Après avoir achevé ce travail, il entreprit pour les moines de Vallombrosa, dans l’abbaye de la Santa-Trinità de Florence, un grand tableau où il ne négligea aucun effort pour justifier la haute opinion qu’on avait conçue de lui. Il y représenta sur un fond d’or des anges en adoration devant l’Enfant Jésus soutenu par la Vierge. Ce tableau fut placé par les moines sur le maître-autel de leur église. Plus tard il céda la place à une peinture d’Alesso Baldovinetti (4), et fut relégué dans une petite chapelle de la nef gauche. Cimabue peignit ensuite à fresque l’Annonciation de la Vierge, et Jésus-Christ avec Cléophas et Luc, sur la façade principale de l’hôpital del Porcellana situé au coin de la Via-Nuova qui conduit au bourg d’Ognissanti (5).
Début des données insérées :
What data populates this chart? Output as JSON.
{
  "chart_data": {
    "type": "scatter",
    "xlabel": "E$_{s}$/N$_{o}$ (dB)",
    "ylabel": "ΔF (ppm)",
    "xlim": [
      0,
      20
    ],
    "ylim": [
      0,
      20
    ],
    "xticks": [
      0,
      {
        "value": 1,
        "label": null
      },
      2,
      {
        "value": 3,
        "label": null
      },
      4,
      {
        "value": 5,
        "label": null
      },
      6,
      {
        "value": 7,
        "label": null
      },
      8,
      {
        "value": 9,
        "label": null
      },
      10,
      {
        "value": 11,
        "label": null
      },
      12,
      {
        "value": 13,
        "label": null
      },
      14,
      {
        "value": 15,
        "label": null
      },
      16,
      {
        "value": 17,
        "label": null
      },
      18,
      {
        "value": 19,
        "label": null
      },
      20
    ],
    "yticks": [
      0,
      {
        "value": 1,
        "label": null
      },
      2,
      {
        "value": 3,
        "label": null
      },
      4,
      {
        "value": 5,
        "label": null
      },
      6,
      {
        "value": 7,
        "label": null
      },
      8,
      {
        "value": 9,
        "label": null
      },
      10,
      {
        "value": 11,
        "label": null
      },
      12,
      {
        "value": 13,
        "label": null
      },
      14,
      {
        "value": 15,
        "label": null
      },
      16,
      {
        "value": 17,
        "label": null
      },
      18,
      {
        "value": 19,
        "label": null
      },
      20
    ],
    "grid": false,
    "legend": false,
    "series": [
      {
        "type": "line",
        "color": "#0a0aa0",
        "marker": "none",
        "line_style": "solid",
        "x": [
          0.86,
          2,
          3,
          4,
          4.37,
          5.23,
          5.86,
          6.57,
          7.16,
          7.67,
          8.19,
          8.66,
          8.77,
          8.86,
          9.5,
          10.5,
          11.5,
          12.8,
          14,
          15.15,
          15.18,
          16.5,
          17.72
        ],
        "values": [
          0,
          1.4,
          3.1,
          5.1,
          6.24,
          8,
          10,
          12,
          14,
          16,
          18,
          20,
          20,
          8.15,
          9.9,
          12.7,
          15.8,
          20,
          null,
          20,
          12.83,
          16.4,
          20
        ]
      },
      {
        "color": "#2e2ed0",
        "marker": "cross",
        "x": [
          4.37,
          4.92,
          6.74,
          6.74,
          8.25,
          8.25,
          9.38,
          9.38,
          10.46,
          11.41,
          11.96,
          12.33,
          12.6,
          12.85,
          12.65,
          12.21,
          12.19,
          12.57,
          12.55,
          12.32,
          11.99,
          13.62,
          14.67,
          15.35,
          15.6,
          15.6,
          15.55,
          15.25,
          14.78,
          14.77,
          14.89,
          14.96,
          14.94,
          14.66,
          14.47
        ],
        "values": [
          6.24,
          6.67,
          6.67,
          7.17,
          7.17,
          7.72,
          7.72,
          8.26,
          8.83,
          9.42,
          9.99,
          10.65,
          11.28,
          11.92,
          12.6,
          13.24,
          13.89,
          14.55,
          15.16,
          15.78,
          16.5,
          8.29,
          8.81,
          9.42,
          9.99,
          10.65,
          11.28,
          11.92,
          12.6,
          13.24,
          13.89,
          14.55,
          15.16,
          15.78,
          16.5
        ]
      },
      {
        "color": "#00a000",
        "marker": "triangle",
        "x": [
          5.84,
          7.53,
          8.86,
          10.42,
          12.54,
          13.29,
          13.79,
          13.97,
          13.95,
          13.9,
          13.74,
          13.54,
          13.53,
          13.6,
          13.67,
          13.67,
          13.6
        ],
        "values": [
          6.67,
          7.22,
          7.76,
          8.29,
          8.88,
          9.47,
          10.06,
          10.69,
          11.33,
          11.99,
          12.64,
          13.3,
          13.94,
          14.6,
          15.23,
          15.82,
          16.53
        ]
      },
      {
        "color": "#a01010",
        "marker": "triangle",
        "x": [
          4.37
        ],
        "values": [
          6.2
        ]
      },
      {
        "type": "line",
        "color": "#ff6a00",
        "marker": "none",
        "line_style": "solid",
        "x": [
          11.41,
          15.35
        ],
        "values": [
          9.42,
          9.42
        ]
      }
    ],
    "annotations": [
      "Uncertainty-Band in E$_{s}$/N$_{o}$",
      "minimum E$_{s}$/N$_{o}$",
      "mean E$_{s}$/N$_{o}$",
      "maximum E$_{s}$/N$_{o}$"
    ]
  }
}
Dans ces compositions, dont les personnages sont grands comme nature, il s’affranchit du joug de la vieille manière, et traita ses figures et ses draperies avec un peu plus de vivacité, de naturel et de souplesse que les Grecs si raides et si secs, aussi bien dans leurs peintures que dans leurs mosaïques. Cette vieille manière, dure, grossière et plate, était le fruit, non de l’étude, mais d’une routine que les peintres d’alors se transmettaient l’un à l’autre depuis nombre d’années, sans songer jamais à améliorer le dessin, le coloris ou l’invention.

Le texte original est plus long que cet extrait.